Only because they ask to come to us after spending time in the US....  (we just feel sorry for them).   So, we throw in free education and healthcare...We're 'nice' that way.


----------



## David Baxter PhD (Mar 20, 2010)

Threadjacking, split from http://forum.psychlinks.ca/resource...e-15-minute-rule-for-getting-things-done.html


----------



## Banned (Mar 20, 2010)

David Baxter said:


> I thought the 15 minute rule was for food dropped on the floor....


 
Maybe that was in your day, but now it's the five second rule.  Anything picked up within five seconds is edible.  After that, forget it.

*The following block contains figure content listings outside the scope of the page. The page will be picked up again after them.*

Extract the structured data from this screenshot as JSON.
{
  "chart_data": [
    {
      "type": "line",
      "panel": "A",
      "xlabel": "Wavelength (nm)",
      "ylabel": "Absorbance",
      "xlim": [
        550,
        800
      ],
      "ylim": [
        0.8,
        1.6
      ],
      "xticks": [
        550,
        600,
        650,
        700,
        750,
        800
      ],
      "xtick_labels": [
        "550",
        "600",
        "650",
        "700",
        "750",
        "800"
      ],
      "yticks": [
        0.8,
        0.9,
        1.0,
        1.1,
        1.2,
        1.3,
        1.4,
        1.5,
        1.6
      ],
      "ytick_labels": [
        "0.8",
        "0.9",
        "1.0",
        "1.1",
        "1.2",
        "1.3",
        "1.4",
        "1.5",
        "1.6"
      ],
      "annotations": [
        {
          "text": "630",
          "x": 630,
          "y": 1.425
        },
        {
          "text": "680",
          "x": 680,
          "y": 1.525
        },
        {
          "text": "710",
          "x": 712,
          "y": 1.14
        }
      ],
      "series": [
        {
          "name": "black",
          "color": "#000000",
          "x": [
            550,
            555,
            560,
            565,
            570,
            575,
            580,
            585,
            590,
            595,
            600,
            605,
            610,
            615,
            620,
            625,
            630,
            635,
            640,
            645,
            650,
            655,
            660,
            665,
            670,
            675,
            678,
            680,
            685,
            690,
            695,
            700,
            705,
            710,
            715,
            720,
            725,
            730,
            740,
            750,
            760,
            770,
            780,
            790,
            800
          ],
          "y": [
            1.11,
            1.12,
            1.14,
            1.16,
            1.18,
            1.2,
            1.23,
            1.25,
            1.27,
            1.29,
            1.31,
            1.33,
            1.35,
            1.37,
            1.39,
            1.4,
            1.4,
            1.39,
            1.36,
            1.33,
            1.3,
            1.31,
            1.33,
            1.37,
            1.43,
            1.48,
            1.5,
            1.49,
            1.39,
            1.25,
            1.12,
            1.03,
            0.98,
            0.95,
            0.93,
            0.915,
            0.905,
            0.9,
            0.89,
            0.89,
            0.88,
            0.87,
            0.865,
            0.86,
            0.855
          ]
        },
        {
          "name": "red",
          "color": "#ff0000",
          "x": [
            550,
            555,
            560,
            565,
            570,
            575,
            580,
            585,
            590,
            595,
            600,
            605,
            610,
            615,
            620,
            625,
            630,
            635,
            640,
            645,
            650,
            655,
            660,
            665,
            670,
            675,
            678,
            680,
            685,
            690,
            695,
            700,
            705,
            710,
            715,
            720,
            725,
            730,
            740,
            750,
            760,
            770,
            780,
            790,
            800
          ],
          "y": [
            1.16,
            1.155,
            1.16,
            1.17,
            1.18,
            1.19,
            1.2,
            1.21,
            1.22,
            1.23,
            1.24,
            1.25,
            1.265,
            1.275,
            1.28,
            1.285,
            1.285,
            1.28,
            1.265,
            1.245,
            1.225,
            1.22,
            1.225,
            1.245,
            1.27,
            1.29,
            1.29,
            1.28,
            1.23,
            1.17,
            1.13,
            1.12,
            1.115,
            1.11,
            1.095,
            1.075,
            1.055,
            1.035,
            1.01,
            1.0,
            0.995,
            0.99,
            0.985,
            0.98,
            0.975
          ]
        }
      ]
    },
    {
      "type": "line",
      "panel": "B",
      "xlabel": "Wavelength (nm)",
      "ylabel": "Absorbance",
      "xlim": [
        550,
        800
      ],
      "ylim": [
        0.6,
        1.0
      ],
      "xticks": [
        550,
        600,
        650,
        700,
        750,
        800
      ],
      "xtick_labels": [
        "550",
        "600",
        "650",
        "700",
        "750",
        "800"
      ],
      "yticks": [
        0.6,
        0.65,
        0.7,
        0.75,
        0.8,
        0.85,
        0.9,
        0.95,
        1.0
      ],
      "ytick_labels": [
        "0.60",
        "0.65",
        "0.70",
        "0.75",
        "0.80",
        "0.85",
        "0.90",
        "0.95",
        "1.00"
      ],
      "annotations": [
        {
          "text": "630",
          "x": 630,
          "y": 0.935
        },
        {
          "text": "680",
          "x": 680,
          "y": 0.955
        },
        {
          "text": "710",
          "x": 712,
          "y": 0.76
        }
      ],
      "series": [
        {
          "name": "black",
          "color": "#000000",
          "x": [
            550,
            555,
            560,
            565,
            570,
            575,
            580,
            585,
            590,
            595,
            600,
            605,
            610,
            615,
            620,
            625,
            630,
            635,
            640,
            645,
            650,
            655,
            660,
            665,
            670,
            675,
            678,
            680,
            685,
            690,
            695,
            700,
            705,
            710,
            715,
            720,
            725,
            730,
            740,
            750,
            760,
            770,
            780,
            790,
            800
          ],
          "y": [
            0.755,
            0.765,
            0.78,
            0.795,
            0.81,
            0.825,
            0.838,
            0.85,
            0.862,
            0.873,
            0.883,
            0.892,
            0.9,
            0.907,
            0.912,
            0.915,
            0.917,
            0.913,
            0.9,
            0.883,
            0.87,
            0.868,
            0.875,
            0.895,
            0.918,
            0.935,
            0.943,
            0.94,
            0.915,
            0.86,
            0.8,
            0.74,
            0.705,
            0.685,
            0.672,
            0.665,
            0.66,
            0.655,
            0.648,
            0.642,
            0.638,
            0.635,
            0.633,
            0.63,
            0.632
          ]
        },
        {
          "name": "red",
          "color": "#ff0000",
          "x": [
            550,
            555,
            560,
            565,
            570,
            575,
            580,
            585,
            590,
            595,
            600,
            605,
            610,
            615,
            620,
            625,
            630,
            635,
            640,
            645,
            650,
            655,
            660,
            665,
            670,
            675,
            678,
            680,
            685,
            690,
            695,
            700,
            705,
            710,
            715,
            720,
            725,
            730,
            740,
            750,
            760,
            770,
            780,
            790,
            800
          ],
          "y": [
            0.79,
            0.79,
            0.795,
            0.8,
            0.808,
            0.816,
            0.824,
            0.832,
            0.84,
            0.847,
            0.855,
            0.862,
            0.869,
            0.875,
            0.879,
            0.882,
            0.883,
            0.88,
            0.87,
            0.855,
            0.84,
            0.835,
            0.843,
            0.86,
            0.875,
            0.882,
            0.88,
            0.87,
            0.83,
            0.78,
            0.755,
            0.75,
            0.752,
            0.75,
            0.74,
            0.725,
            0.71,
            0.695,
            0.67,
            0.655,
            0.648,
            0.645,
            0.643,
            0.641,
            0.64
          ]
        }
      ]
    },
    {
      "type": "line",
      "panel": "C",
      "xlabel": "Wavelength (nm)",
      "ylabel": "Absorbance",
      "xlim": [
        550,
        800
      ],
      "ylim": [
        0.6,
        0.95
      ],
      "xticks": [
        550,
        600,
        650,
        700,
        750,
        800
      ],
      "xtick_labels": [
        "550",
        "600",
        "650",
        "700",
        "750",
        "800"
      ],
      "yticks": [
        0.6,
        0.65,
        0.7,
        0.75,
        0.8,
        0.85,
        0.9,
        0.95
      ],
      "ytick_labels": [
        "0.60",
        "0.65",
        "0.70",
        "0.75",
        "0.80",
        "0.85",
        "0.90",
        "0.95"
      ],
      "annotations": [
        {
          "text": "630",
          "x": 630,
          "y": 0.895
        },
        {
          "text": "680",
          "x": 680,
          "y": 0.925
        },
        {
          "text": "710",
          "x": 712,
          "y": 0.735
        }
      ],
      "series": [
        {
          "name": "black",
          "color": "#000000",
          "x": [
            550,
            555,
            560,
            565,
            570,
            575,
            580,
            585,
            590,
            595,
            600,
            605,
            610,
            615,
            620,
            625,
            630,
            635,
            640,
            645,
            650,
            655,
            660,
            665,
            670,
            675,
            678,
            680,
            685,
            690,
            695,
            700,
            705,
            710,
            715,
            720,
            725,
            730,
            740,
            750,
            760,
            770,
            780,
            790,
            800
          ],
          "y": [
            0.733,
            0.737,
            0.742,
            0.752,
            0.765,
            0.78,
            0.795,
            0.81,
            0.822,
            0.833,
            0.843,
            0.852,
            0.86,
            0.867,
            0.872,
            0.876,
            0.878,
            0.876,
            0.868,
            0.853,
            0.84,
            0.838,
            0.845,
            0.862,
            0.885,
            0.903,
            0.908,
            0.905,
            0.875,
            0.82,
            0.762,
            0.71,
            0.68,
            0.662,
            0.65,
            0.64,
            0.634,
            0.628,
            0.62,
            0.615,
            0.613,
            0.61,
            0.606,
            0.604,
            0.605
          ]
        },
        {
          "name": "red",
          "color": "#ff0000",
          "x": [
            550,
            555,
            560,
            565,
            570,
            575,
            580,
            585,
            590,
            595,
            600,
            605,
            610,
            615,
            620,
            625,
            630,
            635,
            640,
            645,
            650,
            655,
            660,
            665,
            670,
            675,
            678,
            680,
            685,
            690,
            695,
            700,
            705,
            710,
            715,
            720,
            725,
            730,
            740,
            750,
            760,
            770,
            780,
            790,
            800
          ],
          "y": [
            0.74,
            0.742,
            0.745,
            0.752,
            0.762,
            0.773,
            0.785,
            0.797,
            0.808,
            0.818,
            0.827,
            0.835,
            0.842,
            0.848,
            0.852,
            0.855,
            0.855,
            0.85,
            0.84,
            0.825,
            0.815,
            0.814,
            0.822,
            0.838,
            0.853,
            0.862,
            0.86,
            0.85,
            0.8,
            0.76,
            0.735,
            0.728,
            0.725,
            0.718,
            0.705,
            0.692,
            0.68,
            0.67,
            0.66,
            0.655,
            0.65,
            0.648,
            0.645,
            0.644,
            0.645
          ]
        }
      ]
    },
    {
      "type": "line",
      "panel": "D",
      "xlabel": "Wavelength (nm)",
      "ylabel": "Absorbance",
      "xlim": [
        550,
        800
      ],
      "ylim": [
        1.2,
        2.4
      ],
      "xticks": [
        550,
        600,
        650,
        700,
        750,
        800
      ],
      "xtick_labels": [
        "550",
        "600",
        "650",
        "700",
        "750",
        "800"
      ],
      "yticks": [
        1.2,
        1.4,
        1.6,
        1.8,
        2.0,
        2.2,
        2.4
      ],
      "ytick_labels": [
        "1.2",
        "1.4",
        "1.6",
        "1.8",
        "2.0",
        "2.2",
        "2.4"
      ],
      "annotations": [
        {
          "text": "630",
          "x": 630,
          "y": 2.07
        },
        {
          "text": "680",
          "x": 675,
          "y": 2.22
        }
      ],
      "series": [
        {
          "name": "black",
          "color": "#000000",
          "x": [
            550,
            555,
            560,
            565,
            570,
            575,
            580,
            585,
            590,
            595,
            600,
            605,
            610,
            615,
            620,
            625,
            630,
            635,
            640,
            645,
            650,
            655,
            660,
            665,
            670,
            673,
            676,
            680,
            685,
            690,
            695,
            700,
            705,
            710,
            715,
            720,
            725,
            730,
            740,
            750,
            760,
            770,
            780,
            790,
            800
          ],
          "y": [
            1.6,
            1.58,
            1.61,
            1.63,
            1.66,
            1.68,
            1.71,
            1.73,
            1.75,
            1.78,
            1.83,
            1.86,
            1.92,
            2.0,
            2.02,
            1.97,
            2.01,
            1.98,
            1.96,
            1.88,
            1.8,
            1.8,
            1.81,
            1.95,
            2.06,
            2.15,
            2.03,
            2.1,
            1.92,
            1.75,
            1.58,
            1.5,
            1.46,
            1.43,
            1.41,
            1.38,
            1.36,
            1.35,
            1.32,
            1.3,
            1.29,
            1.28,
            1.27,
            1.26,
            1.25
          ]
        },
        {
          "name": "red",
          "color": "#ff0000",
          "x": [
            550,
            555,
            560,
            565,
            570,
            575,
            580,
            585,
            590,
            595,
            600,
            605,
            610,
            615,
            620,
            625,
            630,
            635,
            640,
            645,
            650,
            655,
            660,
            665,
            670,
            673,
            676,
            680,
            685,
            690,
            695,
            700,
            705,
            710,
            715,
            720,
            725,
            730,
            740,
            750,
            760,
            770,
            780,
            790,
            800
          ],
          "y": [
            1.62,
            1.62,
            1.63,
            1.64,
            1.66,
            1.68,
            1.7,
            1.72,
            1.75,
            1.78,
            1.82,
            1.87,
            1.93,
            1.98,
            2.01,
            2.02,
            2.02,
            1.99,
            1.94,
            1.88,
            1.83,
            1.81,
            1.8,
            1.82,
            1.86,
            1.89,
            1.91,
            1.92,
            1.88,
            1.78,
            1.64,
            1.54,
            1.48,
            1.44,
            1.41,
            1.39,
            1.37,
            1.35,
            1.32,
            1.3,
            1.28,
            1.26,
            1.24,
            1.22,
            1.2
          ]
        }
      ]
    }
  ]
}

Geez...15 minutes?  That's long enough for a colony of ants to come along and take it away.


----------



## David Baxter PhD (Mar 20, 2010)

Turtle said:


> Maybe that was in your day, but now it's the five second rule.  Anything picked up within five seconds is edible.  After that, forget it.
> 
> Geez...15 minutes?  That's long enough for a colony of ants to come along and take it away.


 
Hint: Mop, broom, vacuum cleaner, and ant traps.


----------



## Cat Dancer (Mar 20, 2010)

Turtle said:


> Geez...15 minutes?  That's long enough for a colony of ants to come along and take it away.



:lol: I died laughing. :lol:


----------



## Domo (Mar 21, 2010)

If you were at my brother's house, his dog would have snapped up any morsel mid air! None of this 15 second business :lol:


----------



## Cat Dancer (Mar 21, 2010)

LOL. My dog, Buddy, is like that too. You have to watch your fingers too.  I think he could make a good snack out of them.


----------



## Domo (Mar 21, 2010)

:lol: Cheddar is quite gentle when she takes food actually, however when she brings a toy to you to play with, she really loves to 'accidentally' have a little nibble on your hands.  

She really isn't fooling anyone though!

My brother was going to call their dog Buddy  It is a good name.


----------